Florida State Racing Commission v. Broward County Kennel Club, Inc.

77 So. 2d 783 | Fla. | 1955

THOMAS, Justice.

The plaintiff in the chancery court, respondent here, filed a bill for declaratory decree attacking the. validity of a permit issued to Dade Kennel Association and praying for a declaration of “the rights and duties of the petitioner and the defendants arising under and by virtue * * * of said dog racing permit * * The plaintiff also prayed that the same permit be declared void; that the racing commission be ordered to rescind its resolution approving application for the permit; that the defendant be enjoined from exercising any privileges under this permit; and that the Board of County Commissioners be restrained from calling an election for ratification by the electors, which would cause them “great inconvenience.” The defendants named in the bill, besides Dade Kennel Association, were the members of the Florida State Racing Commission and members of the Board of County Commissioners of Broward County.

*784We see no need of detailing the allegations of the amended bill upon which the respondent, original plaintiff, relied as a justification for the relief it sought because we find a barrier to the determination of the case on the merits. The plaintiff had been conducting racing at its track in the winter racing season for twenty years. Tire permit granted petitioner, Dade Kennel Association, authorized racing only in the summertime, so the periods assigned to that petitioner and to the respondent did not conflict.

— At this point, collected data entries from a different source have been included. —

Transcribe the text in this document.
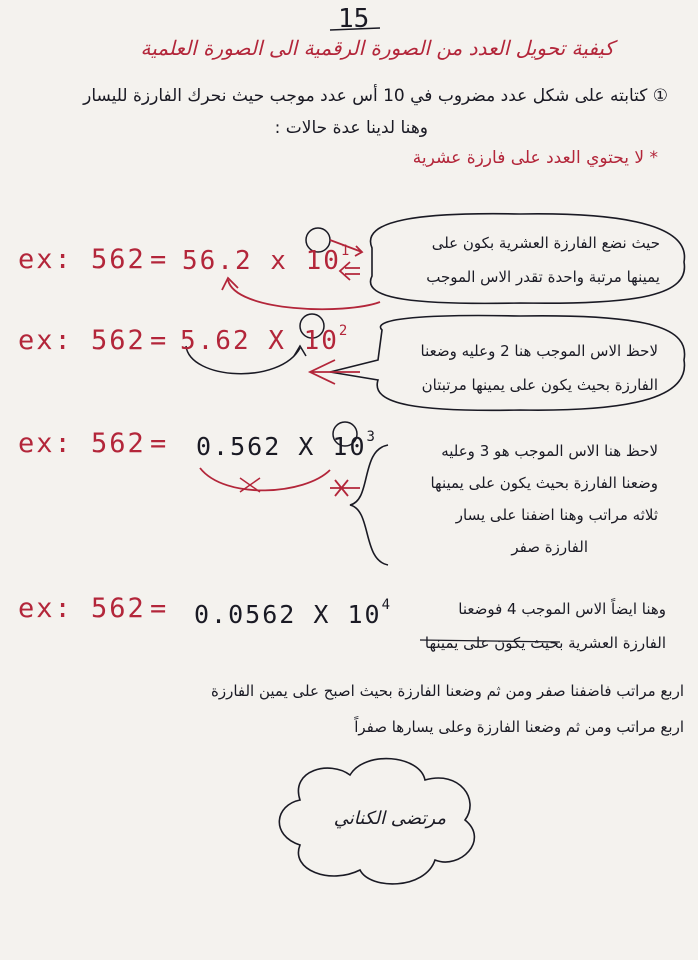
15
كيفية تحويل العدد من الصورة الرقمية الى الصورة العلمية
① كتابته على شكل عدد مضروب في 10 أس عدد موجب حيث نحرك الفارزة لليسار
وهنا لدينا عدة حالات :
* لا يحتوي العدد على فارزة عشرية
ex: 562 = 56.2 x $10^1$	حيث نضع الفارزة العشرية بكون على
يمينها مرتبة واحدة تقدر الاس الموجب
ex: 562 = 5.62 X $10^2$
لاحظ الاس الموجب هنا 2 وعليه وضعنا
الفارزة بحيث يكون على يمينها مرتبتان
ex: 562 = 0.562 X $10^3$
لاحظ هنا الاس الموجب هو 3 وعليه
وضعنا الفارزة بحيث يكون على يمينها
ثلاثه مراتب وهنا اضفنا على يسار
الفارزة صفر
ex: 562 = 0.0562 X $10^4$	وهنا ايضاً الاس الموجب 4 فوضعنا
الفارزة العشرية بحيث يكون على يمينها
اربع مراتب فاضفنا صفر ومن ثم وضعنا الفارزة بحيث اصبح على يمين الفارزة
اربع مراتب ومن ثم وضعنا الفارزة وعلى يسارها صفراً
مرتضى الكناني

The order which the petitioners ask us to quash contained the recital that the controversy was being heard on motions to dismiss the amended bill, upon the petition for intervention and upon the objections to that petition. By agreement of the parties the arguments were confined to the question whether the plaintiff, Broward County Kennel Club, Inc., was entitled to maintain the action. The chancellor ruled that plaintiff had the right to sue; he ruled also that the taxpayer had the right to intervene.

In this review we are concerned primarily with the question whether the respondent, which conducted racing in the winter, could challenge an order of the racing commission allowing other operators to conduct racing in the summer.

It is clear to us by the light of the decisions of this court which we will cite that the respondent, Broward County Kennel Club, Inc., showed no such special interest in the subject undertaken to be litigated as would afford it the right to a decree interfering with the issuance of the license to the petitioner, Dade Kennel Association.

In Baker v. State ex rel. Hi-Hat Liquors, Inc., 159 Fla. 286, 31 So.2d 275, the operator of a liquor store tried to have a license issued by the beverage director revoked because the place of business of the licensee was located within a restricted area. The court held that the relator’s interest was too “elusive and uncertain” to entitle it to a writ of mandamus.

A similar situation was under consideration by the court in Turner v. City of Miami, 160 Fla. 317, 34 So.2d 551. In that case a liquor dealer was attempting to enjoin the City of Miami from issuing a license to a competitor on the ground that the business of the licensee would be located in a prohibited area. It was decided that the plaintiff had no right to sue and the order dismissing his bill was affirmed. Although in that decision the court passed upon the propriety of injunctive remedy the principle announced in Baker v. State ex rel. Hi-Hat Liquors, Inc., supra, a mandamus action, was applied.

We discover no fundamental difference between the positions of the persons who instituted the suits in the cited cases and the position of the respondent in this case. So much for the standing of the original plaintiff.

In his petition the intervenor described himself as a resident, taxpayer and real estate operator of Broward County. In the complaint which accompanied his petition he adopted by reference all of the plaintiff’s bill, except the introduction and prayers, and added, in substance, the charge that if summer racing should be permitted the combined effect of two racing periods would be detrimental to the morals and economics of the community. And, too, so he alleged, while winter racing attracts tourists who can “well afford the gambling,” summer racing would appeal to local people and divert them from their normal “living habits.” He further averred that racing in winter stimulated tourist trade although there was some opposition to the activity and that this antagonism might be so intensified by extending the racing period that mutuel betting would be terminated by a vote of the people causing a “severe setback to the tourist industry.” He sought a determination of the rights and duties “of the petitioners and the defendants” under the permit, a declaration that the permit was void, an order to rescind the permit, an injunction to restrain the petitioner, Dade Kennel Association, from exercising any privileges under the permit and an in*785junction to restrain the Board of County Commissioners from holding an election to ratify the racing commission’s action.

We have studied carefully the in-tervenor’s complaint and have concluded that he, too, has failed to show what interest he has in the permit, or its issuance, that would justify the relief he sought.

The petition for certiorari is granted and the order denying the motion to dismiss and allowing the intervention is quashed.

MATHEWS, C. J., and TERRELL, SE-BRING, and ROBERTS, JJ., concur.